After the war, he studied acting in New York on the GI Bill, at the American Theatre Wing, and worked as an extra at the New York City Center Opera. He made his television debut in 1949 in the live drama series Studio One, in "The Sharp Knife", based on a Dashiell Hammett story. The show also marked the debut of another tall and distinctive New York character actor, Abe Vigoda.

His resumé for the next four decades reads like a history of network television. He married Janice Burrell in 1954 and moved to Los Angeles, landing bit parts in films like Somebody Up There Likes Me and Lust for Life (both 1956), but by 1959 he was working regularly in dozens of television westerns, detective shows, and comedies, once playing the same character for both Jack Benny and Ernie Kovacs. He went uncredited in the Doris Day film Please Don't Eat the Daisies (1960) and Burt Lancaster's Birdman of Alcatraz (1962) before working on lesser projects like How to Stuff a Wild Bikini and McHale's Navy Joins the Air Force (both 1965).
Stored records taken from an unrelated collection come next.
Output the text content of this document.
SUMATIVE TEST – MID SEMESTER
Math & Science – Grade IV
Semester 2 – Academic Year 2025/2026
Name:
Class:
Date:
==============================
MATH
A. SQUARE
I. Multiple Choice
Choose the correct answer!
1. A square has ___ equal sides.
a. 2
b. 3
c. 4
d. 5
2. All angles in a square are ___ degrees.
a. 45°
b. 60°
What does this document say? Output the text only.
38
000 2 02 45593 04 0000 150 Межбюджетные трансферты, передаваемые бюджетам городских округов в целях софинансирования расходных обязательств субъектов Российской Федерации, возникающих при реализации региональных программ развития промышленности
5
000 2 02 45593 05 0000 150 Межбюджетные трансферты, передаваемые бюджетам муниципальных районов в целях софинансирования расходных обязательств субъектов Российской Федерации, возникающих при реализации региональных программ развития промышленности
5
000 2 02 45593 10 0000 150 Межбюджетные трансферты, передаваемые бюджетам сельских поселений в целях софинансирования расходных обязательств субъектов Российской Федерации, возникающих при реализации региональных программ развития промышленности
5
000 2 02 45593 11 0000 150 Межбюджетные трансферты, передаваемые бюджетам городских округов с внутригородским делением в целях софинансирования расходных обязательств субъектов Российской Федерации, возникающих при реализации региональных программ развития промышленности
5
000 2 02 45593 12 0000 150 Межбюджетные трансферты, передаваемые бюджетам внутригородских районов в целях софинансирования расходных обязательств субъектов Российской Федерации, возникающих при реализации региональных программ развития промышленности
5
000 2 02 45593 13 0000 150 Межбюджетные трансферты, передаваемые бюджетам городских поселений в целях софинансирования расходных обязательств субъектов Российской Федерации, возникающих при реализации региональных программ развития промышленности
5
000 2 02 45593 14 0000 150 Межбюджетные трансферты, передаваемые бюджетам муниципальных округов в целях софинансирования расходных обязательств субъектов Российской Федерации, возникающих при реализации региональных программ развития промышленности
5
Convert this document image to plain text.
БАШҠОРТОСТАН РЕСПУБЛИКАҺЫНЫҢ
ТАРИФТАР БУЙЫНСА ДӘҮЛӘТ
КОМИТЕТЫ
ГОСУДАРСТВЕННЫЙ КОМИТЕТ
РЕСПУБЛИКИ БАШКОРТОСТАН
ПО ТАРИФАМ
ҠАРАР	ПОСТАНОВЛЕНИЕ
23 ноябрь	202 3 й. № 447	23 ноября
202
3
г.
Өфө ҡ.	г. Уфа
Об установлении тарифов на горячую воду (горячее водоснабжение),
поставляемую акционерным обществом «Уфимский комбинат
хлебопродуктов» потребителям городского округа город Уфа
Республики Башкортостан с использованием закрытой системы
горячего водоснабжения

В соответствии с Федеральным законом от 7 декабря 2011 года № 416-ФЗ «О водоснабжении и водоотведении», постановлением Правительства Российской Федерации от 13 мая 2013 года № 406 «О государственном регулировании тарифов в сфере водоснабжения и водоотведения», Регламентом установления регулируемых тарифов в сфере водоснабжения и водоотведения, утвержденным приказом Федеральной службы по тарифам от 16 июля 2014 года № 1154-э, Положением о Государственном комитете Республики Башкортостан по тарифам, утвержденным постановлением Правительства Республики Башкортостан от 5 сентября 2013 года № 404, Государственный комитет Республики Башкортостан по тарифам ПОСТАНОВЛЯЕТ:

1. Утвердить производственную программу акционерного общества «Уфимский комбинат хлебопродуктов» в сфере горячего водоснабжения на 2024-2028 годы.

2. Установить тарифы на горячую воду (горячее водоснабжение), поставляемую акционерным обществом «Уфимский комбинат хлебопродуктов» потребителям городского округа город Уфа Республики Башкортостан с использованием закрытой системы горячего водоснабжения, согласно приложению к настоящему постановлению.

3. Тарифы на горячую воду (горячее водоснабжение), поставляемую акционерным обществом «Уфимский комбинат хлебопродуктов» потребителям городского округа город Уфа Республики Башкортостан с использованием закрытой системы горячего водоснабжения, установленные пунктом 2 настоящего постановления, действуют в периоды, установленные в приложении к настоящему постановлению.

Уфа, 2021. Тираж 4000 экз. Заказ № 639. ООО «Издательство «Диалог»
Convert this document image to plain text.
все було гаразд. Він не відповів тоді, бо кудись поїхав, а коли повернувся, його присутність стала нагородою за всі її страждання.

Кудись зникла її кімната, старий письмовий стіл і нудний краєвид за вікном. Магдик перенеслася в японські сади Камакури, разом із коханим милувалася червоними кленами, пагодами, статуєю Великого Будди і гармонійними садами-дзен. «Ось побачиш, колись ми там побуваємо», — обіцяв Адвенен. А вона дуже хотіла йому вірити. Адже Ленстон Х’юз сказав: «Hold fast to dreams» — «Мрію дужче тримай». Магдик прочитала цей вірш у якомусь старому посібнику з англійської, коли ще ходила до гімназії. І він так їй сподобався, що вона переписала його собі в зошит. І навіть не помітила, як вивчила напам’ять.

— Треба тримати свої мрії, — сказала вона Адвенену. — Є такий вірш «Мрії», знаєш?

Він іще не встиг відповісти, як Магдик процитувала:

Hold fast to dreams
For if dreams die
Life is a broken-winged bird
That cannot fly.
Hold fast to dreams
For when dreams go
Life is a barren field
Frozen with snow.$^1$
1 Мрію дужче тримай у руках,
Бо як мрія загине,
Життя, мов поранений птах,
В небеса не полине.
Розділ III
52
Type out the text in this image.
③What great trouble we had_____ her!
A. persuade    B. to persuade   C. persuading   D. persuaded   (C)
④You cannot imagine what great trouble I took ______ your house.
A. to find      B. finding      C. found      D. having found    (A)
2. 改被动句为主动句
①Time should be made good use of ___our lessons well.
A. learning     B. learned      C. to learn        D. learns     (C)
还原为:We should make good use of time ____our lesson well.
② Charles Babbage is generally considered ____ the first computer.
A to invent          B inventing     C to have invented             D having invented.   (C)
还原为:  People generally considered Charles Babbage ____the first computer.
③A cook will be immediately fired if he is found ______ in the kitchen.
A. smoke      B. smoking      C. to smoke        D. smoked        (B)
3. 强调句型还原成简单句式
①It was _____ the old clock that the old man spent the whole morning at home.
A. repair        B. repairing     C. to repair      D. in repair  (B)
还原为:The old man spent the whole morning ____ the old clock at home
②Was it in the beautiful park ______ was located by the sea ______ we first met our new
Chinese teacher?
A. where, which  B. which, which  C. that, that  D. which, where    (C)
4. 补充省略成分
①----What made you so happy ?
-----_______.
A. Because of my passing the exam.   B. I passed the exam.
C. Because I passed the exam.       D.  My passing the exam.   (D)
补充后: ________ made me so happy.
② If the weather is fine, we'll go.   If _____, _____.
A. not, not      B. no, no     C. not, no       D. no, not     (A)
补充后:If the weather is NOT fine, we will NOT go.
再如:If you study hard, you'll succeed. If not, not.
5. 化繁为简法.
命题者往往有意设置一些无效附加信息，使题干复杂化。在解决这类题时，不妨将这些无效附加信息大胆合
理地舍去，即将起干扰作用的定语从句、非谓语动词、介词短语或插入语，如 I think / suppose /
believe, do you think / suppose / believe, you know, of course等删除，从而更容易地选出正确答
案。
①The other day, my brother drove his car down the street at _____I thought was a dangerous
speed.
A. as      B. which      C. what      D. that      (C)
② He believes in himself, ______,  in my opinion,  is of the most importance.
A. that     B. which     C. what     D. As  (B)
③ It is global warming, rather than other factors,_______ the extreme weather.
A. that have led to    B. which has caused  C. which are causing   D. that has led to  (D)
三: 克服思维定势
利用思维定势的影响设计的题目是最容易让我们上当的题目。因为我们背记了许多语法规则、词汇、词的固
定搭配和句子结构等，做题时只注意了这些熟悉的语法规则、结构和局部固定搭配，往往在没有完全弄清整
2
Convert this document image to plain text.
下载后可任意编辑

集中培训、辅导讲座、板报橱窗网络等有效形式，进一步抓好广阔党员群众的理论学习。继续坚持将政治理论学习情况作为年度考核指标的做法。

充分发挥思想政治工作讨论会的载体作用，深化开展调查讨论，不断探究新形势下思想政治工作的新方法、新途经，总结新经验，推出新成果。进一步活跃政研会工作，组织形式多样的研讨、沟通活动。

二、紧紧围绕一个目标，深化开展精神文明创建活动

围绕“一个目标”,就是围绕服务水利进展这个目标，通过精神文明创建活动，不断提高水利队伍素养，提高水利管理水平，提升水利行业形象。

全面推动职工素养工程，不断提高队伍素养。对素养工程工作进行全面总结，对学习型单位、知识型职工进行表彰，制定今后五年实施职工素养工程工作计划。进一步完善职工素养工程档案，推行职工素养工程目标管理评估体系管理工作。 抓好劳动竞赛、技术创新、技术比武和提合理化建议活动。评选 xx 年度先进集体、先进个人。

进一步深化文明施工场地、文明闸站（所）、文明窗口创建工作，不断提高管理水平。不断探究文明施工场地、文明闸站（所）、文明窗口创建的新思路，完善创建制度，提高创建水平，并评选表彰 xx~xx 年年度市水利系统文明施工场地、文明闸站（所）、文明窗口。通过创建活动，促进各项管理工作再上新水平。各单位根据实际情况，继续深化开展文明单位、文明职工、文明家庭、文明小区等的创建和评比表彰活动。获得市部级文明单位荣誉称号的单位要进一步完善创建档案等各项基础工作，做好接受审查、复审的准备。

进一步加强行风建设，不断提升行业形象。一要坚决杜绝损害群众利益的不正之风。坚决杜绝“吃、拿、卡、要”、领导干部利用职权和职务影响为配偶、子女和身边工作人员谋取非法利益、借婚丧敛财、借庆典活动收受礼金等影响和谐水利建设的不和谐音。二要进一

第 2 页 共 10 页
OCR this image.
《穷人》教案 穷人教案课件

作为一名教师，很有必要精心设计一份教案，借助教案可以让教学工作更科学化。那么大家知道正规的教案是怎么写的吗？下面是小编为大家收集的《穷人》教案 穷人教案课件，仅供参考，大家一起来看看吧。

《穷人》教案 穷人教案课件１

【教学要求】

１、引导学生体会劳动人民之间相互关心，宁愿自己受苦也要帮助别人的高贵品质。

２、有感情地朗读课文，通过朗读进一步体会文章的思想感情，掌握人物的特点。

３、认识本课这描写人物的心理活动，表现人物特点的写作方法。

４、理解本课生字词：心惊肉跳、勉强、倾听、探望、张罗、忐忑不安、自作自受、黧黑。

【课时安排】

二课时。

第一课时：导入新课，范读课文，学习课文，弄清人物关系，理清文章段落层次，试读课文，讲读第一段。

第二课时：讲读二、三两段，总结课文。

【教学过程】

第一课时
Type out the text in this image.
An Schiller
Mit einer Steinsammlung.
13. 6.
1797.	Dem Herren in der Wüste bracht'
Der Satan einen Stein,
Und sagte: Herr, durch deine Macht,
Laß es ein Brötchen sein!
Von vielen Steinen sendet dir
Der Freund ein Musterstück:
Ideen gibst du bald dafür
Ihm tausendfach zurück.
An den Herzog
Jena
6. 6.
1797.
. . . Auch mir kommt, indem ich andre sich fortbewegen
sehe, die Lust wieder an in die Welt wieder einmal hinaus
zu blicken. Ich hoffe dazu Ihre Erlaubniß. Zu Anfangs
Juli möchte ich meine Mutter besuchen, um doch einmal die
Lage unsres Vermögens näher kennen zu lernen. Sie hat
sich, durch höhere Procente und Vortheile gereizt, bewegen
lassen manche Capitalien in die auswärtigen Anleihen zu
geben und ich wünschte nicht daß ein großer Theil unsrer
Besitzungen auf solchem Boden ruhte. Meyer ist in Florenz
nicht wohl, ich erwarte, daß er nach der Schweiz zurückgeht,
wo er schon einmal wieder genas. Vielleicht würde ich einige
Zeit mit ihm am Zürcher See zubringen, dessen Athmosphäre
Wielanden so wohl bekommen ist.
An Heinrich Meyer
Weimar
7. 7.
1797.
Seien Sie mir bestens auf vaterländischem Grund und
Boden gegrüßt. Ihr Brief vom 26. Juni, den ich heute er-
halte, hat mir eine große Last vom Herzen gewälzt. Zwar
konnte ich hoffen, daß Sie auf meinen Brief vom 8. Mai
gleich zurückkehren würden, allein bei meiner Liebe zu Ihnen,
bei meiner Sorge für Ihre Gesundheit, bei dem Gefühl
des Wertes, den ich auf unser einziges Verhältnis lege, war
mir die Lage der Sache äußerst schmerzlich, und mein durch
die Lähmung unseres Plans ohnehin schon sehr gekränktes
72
After Kelly's Heroes he had a small western role in Dirty Little Billy (1972) and played a guard in Papillon (1973). His later films saw him often used for comic effect in B-movies like Truck Stop Women (1974) and in 1990, with the prescient name of Uncle Ray, in Sorority Girls and The Creature from Hell.

Through all this time he worked on stage. His final appearance on screen was in 2009, in the TV series Castle, but by then he was already suffering from cancer. However, in 2010, he had two memorable roles on stage, being well-reviewed in Ronald Ribman's Cold Storage at the George Ignatieff Theatre in Toronto, and in Clifford Odets' Awake and Sing! with the Los Angeles company A Noise Within.

He told an interviewer in Toronto how Seinfeld changed his life. "Uncle Leo became a whole new thing for me," he said. "After sweating out every job, my God. Now it's everywhere I go. I was at the Wailing Wall in Jerusalem, watching people put notes in the wall, it's an esoteric day, very silent, very nice. All of a sudden: 'Uncle Leo, where's the watch?'"

Leonard King Lesser, actor: born New York 3 December 1922; married 1954 Janice Burrell (divorced 1984; one son, one daughter); died Burbank, California 16 February 2011.